VAMOS a empezar por un ejemplo más lejano. Aunque solo sea porque, en la distancia, la dimensión real de las cosas se ve en contexto, nos salpica menos y hasta somos capaces de ver la paja en el ojo ajeno con más nitidez que nuestra viga. Todo este rollo para comentar que la viceprimera ministra de Países Bajos, Sigrid Kaag, ha decidido abandonar la política porque el acoso en redes y las amenazas de la ultraderecha de su país convierten en imposible compaginar la conciliación familiar con la responsabilidad institucional.

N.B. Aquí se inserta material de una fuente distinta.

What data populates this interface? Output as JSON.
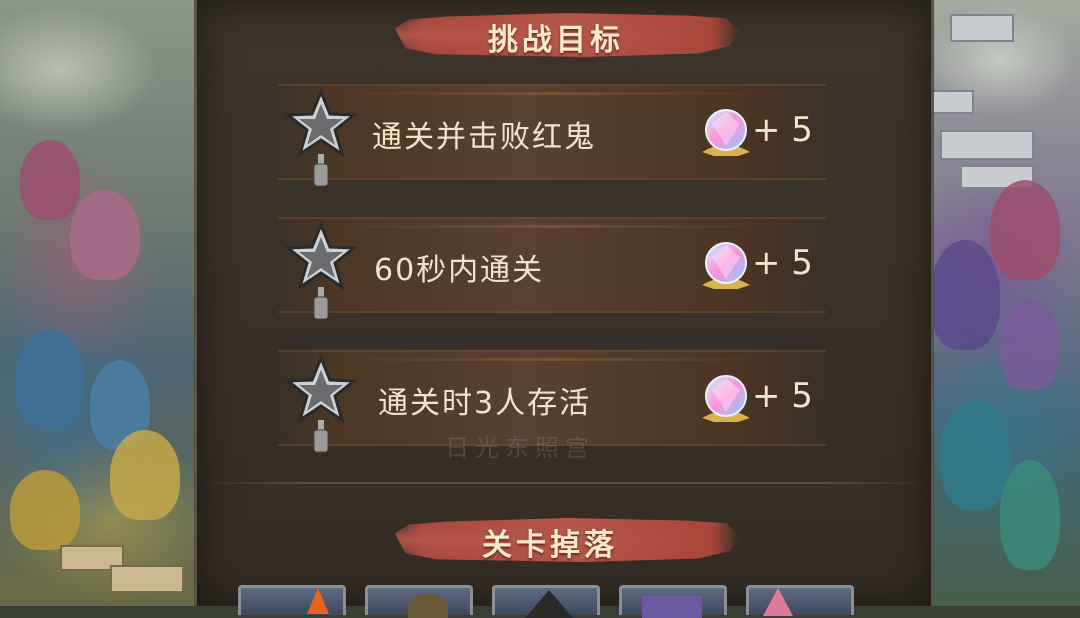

En los últimos años, uno de cada cinco mensajes remitidos a la veterana política liberal-progresista han venido siendo amenazas o contenidos de odio. No es una excepción pero sí una escalada: la media de mensajes de ocio que se remiten en Países Bajos a mujeres políticas es de un 10%. En el caso de Kaag, se incluyen amenazas de muerte.

Durante demasiado tiempo, el acoso y la intimidación han sido considerados como parte del panorama normalizado de la actividad pública y de la libre expresión en redes sociales, más normalizado si cabe cuando la víctima es alguien que se dedica a la política y se acepta que la discrepancia se convierta en persecución.

Es curioso el modo en que la calificación del fenómeno contribuye a su aceptación. Existen haters de todo tipo y convivir con ellos parece que debe ser normal. Abusan del anonimato, acosan, insultan e intimidan con absoluta impunidad y un absurdo consenso parece asumir que toca aguantar el chaparrón sin rechistar. Se lo busca quien se expresa públicamente, cuando se denuncian actitudes con las que no comulgas y que, a juzgar por la reacción mafiosa, dan en el clavo de la debilidad argumental: donde acaban las razones empieza el acoso. Lo sufren periodistas, políticos, personajes públicos de todo tipo. El silencio es complicidad y, a juzgar por cómo atrona, vamos perdiendo.